Yakup derhal bizi yönetmen Ali Tara ile buluşturdu. Ali Tara, dönemin en çılgın reklam filmi yönetmenleri arasında sayılıyordu. Yakup’a göre Ali Tara bu proje için biçilmiş kaftandı. Dönemin tüm teknik imkânsızlıklarına karşın film okul açılış döneminde gösterilmek üzere TRT’ye yetiştirildi. Yakup, nasıl becerdiyse, filmde kullanılan dev boyuttaki kalemlerin maketlerini aslına uygun bir şekilde yaptırmıştı. Filmde maalesef biz dans etmedik. Yakup profesyonel dansçıların boy göstermesini daha uygun görmüştü. Reklam filmi o kadar beğenildi ki, uzunca versiyonu kış boyunca sinemalarda oynadı.

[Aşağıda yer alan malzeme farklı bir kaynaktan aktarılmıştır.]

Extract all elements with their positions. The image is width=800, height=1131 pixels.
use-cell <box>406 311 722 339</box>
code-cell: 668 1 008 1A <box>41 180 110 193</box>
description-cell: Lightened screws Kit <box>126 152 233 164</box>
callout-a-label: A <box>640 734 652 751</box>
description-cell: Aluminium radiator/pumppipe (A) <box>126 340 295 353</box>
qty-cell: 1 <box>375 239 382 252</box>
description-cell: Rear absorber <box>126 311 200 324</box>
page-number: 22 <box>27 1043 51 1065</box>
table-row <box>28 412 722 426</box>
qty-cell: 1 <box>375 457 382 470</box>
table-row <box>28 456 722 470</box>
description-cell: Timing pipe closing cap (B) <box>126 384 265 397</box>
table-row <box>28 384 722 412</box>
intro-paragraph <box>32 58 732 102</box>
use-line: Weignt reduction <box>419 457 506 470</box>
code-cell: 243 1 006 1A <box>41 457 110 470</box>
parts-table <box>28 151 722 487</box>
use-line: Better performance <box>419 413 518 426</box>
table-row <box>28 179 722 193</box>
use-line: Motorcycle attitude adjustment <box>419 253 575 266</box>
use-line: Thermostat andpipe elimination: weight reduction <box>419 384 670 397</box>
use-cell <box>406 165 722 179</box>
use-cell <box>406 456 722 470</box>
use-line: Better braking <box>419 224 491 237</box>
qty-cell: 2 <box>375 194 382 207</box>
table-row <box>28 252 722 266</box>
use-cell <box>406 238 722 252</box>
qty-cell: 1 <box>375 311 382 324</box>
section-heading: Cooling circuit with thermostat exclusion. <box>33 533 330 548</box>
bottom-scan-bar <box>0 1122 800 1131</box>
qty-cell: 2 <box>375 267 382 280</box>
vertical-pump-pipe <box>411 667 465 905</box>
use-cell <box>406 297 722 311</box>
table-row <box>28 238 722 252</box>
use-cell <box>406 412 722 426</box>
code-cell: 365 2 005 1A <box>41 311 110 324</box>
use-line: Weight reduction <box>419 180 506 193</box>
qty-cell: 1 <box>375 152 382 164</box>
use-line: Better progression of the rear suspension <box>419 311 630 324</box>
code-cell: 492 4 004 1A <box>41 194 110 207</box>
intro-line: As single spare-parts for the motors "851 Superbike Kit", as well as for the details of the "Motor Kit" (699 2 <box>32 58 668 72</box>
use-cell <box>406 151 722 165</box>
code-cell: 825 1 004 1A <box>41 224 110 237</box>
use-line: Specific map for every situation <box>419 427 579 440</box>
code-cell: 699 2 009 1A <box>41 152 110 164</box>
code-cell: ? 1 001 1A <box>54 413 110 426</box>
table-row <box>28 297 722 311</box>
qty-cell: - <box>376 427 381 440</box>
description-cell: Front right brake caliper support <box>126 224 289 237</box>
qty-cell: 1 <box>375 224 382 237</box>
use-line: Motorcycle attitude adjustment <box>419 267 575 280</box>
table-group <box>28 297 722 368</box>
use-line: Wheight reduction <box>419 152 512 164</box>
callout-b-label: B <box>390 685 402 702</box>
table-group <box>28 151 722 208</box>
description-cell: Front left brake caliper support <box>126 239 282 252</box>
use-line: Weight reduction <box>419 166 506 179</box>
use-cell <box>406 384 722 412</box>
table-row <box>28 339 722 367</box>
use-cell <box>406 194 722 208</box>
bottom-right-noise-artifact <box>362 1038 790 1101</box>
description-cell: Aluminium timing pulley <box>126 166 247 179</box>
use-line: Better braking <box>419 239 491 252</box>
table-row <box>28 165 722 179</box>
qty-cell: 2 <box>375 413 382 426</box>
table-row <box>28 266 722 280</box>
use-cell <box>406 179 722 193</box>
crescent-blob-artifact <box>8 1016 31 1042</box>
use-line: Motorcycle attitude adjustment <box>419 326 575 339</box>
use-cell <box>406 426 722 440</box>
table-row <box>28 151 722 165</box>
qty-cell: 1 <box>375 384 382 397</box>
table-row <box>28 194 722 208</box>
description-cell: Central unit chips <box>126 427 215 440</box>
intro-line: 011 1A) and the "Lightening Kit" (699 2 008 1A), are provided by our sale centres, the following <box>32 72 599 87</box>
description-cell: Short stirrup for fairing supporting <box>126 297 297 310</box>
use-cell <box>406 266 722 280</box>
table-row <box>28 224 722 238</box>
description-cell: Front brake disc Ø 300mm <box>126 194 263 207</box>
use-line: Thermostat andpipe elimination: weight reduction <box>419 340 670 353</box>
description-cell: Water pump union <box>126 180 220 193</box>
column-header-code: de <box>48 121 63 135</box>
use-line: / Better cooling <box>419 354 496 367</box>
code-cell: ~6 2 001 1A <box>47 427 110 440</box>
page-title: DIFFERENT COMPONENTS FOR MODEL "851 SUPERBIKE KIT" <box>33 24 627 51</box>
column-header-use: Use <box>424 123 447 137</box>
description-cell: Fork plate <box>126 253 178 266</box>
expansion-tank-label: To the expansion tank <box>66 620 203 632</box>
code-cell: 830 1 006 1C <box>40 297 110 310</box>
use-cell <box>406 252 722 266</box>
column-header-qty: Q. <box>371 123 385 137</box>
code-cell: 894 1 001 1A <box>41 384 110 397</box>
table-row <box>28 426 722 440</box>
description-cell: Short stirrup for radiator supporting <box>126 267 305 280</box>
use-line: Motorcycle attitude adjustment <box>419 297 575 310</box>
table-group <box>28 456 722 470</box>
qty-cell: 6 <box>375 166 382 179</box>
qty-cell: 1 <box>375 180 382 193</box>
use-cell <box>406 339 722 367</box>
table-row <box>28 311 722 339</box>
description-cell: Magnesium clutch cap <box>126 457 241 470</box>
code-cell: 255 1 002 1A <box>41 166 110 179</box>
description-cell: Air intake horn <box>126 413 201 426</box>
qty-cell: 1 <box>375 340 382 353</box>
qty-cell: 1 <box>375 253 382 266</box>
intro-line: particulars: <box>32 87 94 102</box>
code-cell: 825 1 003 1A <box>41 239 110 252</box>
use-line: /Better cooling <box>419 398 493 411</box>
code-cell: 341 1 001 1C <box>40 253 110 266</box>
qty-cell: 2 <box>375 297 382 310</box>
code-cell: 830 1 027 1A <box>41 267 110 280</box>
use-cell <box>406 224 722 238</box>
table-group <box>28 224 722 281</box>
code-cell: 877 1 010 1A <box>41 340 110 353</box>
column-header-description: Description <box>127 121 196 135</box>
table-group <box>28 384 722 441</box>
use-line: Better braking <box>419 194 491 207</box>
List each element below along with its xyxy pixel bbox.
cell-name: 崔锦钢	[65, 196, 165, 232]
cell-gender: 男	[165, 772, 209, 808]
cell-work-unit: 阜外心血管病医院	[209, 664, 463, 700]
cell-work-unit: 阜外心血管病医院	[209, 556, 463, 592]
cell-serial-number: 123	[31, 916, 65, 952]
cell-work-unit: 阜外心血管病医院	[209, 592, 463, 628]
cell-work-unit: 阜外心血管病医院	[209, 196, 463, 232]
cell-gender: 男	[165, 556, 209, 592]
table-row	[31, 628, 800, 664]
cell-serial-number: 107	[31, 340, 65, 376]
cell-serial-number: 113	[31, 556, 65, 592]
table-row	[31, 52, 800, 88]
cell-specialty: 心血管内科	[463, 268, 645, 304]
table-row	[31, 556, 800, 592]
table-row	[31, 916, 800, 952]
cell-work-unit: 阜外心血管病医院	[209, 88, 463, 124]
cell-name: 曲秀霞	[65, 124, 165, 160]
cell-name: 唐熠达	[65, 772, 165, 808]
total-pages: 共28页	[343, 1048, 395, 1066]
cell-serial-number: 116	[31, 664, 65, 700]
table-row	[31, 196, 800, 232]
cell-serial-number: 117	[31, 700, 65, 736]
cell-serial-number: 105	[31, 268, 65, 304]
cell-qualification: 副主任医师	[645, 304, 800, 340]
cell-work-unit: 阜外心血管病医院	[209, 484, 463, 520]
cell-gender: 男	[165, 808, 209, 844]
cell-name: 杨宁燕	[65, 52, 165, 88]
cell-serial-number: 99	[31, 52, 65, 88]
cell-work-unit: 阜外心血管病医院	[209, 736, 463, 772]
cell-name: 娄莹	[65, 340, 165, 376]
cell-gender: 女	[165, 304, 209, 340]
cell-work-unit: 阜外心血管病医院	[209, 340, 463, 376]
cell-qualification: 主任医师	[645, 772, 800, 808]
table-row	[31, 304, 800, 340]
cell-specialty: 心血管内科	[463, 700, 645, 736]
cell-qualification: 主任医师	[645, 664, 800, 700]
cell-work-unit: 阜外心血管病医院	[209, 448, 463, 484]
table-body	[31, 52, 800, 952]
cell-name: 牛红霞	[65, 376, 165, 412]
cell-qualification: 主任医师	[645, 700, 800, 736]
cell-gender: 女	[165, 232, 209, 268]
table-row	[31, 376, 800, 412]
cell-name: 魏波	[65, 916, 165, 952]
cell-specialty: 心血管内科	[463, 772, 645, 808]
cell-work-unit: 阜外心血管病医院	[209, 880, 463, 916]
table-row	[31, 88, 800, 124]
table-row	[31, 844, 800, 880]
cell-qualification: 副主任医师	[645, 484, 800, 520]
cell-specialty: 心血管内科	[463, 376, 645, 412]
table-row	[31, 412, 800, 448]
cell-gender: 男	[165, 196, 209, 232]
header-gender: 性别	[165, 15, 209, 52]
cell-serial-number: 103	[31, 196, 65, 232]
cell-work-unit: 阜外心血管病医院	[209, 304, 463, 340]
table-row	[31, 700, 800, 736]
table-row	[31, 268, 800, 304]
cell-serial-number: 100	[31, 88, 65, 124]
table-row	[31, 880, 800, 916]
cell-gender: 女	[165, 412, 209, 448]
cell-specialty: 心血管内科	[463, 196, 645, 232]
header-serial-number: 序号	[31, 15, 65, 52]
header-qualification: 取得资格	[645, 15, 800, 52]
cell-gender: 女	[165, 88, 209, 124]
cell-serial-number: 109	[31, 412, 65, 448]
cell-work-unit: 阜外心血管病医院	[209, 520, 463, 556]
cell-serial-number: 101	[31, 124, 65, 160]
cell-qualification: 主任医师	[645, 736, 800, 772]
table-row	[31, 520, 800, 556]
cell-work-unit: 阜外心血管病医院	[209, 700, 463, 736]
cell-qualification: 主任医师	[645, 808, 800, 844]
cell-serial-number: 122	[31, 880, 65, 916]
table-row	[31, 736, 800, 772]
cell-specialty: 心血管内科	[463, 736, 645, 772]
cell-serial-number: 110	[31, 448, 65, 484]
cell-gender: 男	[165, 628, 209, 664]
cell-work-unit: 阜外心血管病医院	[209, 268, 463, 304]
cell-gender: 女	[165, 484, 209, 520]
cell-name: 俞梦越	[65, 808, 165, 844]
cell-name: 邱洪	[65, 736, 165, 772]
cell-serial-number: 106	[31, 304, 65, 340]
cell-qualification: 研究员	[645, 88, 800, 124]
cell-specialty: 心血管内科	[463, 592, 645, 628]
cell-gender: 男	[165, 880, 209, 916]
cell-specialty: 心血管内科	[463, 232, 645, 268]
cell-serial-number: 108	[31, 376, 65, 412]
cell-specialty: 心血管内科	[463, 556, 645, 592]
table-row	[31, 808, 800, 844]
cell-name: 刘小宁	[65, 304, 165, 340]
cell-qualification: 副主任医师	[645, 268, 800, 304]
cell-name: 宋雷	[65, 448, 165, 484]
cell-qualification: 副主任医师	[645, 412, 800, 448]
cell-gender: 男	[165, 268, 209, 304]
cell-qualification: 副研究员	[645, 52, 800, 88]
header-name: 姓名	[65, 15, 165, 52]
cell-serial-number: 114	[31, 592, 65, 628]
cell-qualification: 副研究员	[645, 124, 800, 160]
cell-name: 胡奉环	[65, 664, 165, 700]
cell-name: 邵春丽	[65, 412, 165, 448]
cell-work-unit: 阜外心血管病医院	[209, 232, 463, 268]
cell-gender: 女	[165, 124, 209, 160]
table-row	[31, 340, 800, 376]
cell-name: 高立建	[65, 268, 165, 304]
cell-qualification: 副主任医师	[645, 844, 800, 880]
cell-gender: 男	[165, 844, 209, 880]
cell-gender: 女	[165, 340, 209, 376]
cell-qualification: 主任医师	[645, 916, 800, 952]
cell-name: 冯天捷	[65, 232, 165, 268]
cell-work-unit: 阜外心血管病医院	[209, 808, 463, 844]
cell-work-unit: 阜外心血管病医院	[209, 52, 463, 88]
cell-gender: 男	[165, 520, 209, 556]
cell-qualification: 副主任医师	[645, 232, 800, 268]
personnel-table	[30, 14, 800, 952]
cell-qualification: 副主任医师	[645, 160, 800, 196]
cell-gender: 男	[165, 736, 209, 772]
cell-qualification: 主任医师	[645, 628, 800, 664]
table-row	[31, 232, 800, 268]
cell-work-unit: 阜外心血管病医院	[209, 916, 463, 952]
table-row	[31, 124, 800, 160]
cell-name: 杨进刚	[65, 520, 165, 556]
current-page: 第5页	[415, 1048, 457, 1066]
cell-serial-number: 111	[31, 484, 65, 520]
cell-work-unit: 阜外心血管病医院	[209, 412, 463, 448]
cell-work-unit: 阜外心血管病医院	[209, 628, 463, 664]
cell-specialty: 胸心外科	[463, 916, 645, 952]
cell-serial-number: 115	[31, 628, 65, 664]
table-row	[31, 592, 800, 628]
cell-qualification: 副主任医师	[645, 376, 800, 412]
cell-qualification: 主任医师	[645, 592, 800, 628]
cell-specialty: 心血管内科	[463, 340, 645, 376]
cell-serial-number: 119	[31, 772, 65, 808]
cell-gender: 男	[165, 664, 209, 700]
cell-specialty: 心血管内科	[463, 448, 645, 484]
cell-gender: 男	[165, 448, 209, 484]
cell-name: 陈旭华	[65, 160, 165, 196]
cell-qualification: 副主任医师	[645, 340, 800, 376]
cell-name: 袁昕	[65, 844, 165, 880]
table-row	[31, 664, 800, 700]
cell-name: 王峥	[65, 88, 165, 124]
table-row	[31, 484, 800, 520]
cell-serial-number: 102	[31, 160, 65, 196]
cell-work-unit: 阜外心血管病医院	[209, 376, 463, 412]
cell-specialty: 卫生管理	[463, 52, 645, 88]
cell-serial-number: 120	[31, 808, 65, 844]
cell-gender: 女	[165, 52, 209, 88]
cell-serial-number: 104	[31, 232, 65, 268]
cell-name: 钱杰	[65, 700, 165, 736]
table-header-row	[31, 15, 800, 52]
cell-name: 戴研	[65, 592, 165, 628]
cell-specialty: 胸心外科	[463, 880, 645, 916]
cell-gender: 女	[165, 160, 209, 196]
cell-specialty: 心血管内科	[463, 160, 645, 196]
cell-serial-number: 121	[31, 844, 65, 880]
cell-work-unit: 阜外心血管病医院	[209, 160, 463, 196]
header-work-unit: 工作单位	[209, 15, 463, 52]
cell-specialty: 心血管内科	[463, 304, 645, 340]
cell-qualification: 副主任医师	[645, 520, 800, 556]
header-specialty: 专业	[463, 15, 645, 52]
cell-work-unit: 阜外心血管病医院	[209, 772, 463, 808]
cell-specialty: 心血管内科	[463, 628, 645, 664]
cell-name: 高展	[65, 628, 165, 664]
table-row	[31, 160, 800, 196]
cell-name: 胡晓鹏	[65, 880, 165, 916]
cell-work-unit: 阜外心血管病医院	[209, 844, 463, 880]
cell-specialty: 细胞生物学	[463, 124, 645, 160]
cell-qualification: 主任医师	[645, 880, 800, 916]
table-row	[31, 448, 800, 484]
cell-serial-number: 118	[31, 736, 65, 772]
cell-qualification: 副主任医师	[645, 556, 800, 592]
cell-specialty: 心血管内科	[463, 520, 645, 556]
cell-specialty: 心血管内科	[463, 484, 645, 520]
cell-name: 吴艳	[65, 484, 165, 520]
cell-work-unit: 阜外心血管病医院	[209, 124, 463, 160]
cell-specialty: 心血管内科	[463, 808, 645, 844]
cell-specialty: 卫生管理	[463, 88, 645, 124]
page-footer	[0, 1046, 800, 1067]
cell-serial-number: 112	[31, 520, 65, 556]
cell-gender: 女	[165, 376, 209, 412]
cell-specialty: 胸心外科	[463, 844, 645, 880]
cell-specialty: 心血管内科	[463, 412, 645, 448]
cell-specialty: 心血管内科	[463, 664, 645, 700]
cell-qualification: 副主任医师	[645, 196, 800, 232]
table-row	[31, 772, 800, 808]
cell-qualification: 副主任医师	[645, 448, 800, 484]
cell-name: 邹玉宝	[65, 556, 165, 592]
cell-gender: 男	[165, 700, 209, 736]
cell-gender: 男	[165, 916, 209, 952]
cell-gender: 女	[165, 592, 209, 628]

Yakup’la iş ilişkisi sayesinde başlayan arkadaşlığımız sonradan güzel bir dostluğa dönüştü. Son derece pozitif ve yapıcı bir kişiliğe sahipti. Tanışıklığımız boyunca onun bir kez bile olsun “olmaz” dediğini hatırlamıyorum. Melih Kibar ile Ali Tara’nın Yakup Barouh sayesinde başlayan ailevi dostlukları ise hep sürdü. İkilinin otuz saat boyunca bir stüdyoya kapanıp gerçekleştirdikleri ödüllü ‘Sucu Çocuk’ filmi efsanedir!

Aralarında ilk veda Ali Tara’dan geldi. Onu bir yıl sonra Melih Kibar izledi. Şimdi de Yakup Barouh... Eminim cennette bir yerde buluşmuşlar, hayal gücümüzü zorlayan prodüksiyonlara doğru birlikte adım atıyorlardır. Yolları hep ışık olsun!